Ring Modulator

Schematic
This circuit uses the MC1496 Balanced Modulator IC. A Ring Modulator and a Balanced Modulator are just different names for the same thing - the "Ring Modulator" name is a throwback from when they were built out of diode bridges (the "ring"). As it is, a balanced modulator is really just a four quadrant multiplier; Vout = Vx * Vy.

Circuit

The tricky thing about the MC1496 is that the although the "Y" input (also called the modulation input) can be referenced around ground, the "X" input (also called the carrier has to be biased at a dc level at least a couple of volts above this. Normally the way to do this is to set the bias with resistors and ac couple the "X" input. I came up with a way to dc couple the "X" input:

The X input signal is summed with a -5v reference voltage by inverting summing amplifier U8:A. Therefore the output of U8:A will have a dc level of +5v with an attenuated (by 50K/300K) version of the X signal riding on top of it. U8:D is another inverting amp with the same -5v input. Q6 in the feedback loop gives it more current output capability than the opamp alone; in retrospec it probably wasn't necessary. It provides a stable +5v to bias the tops of R52 and R54.
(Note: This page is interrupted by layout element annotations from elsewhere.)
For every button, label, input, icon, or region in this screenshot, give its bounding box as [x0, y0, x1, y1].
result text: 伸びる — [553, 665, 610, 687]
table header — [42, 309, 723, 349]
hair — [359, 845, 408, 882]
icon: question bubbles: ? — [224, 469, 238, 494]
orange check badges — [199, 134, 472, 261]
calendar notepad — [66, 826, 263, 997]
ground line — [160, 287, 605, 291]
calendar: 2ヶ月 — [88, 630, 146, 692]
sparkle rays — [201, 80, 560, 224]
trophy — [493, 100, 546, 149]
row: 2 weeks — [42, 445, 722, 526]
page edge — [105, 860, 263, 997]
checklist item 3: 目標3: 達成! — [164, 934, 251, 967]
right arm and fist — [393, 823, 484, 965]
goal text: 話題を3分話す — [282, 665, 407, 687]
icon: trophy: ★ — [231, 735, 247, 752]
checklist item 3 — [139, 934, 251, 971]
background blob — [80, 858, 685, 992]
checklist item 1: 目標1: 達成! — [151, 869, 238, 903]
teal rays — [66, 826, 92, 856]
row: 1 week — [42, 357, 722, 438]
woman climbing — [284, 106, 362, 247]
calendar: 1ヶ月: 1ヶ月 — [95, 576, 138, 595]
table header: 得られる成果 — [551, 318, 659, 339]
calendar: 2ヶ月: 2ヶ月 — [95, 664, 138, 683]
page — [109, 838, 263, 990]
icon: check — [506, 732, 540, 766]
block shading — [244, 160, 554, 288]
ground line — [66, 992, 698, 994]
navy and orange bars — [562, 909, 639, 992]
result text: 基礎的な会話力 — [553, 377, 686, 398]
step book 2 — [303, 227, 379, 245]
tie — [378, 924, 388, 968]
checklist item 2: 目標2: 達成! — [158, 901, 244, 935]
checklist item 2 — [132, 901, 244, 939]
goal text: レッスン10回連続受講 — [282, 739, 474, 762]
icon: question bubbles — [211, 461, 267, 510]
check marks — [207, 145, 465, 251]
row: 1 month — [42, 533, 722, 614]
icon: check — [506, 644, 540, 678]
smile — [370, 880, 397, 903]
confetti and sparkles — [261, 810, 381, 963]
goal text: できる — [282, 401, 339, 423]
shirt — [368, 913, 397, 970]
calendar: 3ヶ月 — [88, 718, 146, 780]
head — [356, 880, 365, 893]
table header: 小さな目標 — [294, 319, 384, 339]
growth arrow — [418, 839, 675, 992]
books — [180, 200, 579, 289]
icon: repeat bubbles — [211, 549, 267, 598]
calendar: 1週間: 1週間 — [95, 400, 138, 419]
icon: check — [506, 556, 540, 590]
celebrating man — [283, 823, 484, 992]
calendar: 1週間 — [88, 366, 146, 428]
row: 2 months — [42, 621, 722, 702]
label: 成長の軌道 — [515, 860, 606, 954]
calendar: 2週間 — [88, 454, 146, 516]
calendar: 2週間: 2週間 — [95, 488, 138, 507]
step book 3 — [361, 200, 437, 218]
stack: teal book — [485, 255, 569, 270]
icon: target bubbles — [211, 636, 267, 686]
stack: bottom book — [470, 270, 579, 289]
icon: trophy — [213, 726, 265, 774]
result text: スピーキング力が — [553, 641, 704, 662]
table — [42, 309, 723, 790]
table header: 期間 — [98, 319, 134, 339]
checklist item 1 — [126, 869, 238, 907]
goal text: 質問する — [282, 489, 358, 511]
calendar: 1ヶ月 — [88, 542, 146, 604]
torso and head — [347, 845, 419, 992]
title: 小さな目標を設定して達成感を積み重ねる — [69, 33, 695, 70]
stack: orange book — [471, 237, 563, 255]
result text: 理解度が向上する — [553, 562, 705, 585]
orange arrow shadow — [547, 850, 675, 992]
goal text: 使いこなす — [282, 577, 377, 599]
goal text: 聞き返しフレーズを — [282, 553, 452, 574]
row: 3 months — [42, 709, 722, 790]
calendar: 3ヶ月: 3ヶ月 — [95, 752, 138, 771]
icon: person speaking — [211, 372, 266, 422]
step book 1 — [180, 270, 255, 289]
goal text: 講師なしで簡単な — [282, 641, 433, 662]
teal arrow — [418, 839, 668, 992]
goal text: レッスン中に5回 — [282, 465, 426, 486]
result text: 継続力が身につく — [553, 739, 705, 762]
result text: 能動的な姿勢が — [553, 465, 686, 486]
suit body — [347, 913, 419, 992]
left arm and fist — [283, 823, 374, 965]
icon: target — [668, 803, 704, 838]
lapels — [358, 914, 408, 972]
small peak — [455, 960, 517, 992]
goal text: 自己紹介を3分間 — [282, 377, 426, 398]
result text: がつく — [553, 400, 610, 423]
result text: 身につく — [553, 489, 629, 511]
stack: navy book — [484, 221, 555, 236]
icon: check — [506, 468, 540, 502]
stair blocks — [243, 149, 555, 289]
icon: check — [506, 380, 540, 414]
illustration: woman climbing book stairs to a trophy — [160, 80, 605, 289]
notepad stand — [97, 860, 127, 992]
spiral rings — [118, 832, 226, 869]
The output of the MC1496 is differential, appearing between pins 6 and 12. The two 4.42K 1% resistors could be any value around 5K; 4.42K was what I happened to have in that range in 1%. U8:C is a differential amplifier which amplifies the difference between the two input signals and converts it to a single ended output.

Trimming

Trimming the balanced modulator is important and is accomplished as follows: Apply a large signal to the "X" input only, and adjust RV11 for minimum output. Then apply a signal to the "Y" input only, and adjust RV12 for minumum output.

Application

When two signals are applied, the Balanced Modulator multiplies them together, and the output contains the sum and difference frequencies of the two inputs. Say you apply two sine waves to the inputs, one 1000Hz and one 300Hz. The output will be a mixture of (1000+300) = 1300Hz and (1000-300) = 700Hz. If you apply more complex waveforms, you'll get the sum and difference frequencies of all the harmonics, also. Sweeping one frequency while keeping the other constant gives you that Ham Radio "heterodyning" sound.

Since the Balanced Modulator is dc coupled, it can also double as a VCA. Apply your audio signal to the "X" input, and an envelope generator (ADSR) to the "Y" input.